Томно улыбаясь, Катя потянулась.

— Хорошо-то как.

Я погладил ее плечо. Но «хорошо» означало вовсе не то, что я думал.

— А все-таки я Таньку на… бала. Я победила. Победила!

Она увидела выражение моего лица. Села на постели. Красивое лицо исказилось.

— Что ты уставился?

Я приподнялся на локтях. Нахмурился.

— Что-то я не понял про Таньку. Про какую Таньку ты говоришь? Про Антипову?

— Какое тебе дело?

Я молча смотрел Ей в глаза. Катя передернула плечами.

— Ну да, про нее. Ты же с ней гулял.

На ее лице заиграла тщеславная улыбка.

Я поморщился.

— Не понимаю, зачем сейчас говорить о ней.

— Потому что раньше ты был с ней, а теперь со мной.

— Конечно, я с тобой, — я нетерпеливо облизнул губы. — Но почему я с тобой?

— Да? — Катя с насмешкой смотрела на меня. — Почему ты раньше был с ней, а теперь со мной?

— Потому что люблю тебя, — слегка раздраженным голосом ответил я. — А ты любишь меня. Разве нет?

Катя, запрокинув голову, расхохоталась. Но, заметив мое озадаченное лицо, придвинулась и, перебирая пальцами мои волосы, сказала:

— Конечно, я тебя люблю, глупый мальчик. Так люблю, что увела тебя из-под носа у паршивой зазнайки. Как она всегда меня бесила! Вечно сует свой нос во все споры, без спроса высказывает свое никому не нужное мнение. И вечно лезет со своим сочувствием и помощью. Но теперь-то все увидят, кто лучше. На этот раз самая умная, смелая и благородная Танечка проиграла!

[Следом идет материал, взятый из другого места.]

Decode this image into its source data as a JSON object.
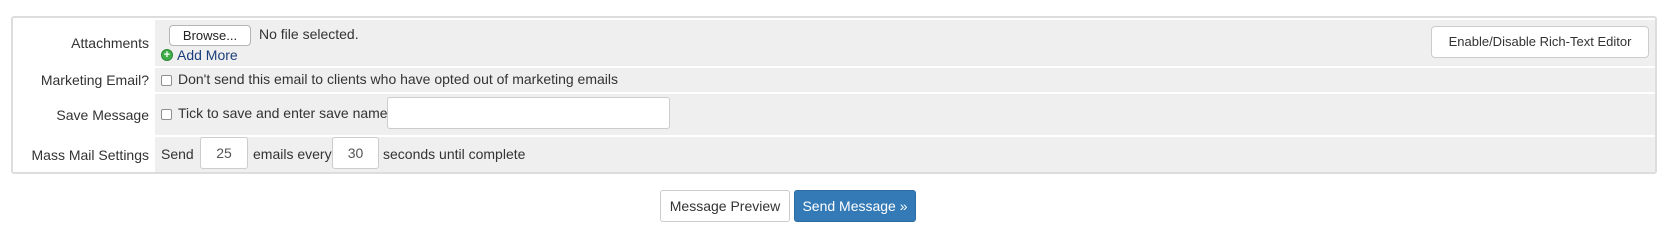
{
  "attachments": {
    "label": "Attachments",
    "browse_label": "Browse...",
    "file_status": "No file selected.",
    "add_more_label": "Add More",
    "add_icon": "plus-circle-icon"
  },
  "rich_text_toggle_label": "Enable/Disable Rich-Text Editor",
  "marketing": {
    "label": "Marketing Email?",
    "checkbox_label": "Don't send this email to clients who have opted out of marketing emails",
    "checked": false
  },
  "save_message": {
    "label": "Save Message",
    "checkbox_label": "Tick to save and enter save name:",
    "checked": false,
    "name_value": ""
  },
  "mass_mail": {
    "label": "Mass Mail Settings",
    "text_send": "Send",
    "emails_count": "25",
    "text_emails_every": "emails every",
    "seconds": "30",
    "text_until": "seconds until complete"
  },
  "actions": {
    "preview_label": "Message Preview",
    "send_label": "Send Message »"
  },
  "colors": {
    "primary": "#337ab7",
    "row_background": "#efefef",
    "add_icon": "#3fae49"
  }
}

Катя снова расхохоталась, показывая белые жемчужины зубов. Мне стало неловко.

— Давай сменим тему, — сказал я.

Я потянулся к Кате, мы слились в поцелуе. Я вдыхал душистый аромат Ее волос. Мой язык ощутил влажность Ее зубов, двинулся дальше, пощекотал небо. Отстранившись, я секунду просто любовался Ею. Она смотрела на меня своим пытливым, насмешливым, страстным взглядом. О, найдет ли мое сердце покой? Я пил Ее, пил и не мог напиться, не мог утолить жажду. Я жрал, жрал Ее тело так, что слюна текла по подбородку, но не чувствовал насыщения.

Спустя несколько минут мы отвалились друг от друга, усталые солдаты на полях любовных сражений. Запыхавшиеся, но счастливые. Ночь была тиха и спокойна.»

Инна прошлась по комнате, устало потирая лоб. Стало холодно. Она обняла себя за плечи.

Девушку угнетало чувство вины, какое бывает у человека, который заглянул в замочную скважину чужой спальни. Но при этом ее разбирало любопытство. И этот дневник…

«Вот ты какой, Павел», думала она.

Внутренний голос снова шепнул Инне, что нужно прервать чтение, бежать прочь из кабинета, от этих мемуаров, от чужих тайн.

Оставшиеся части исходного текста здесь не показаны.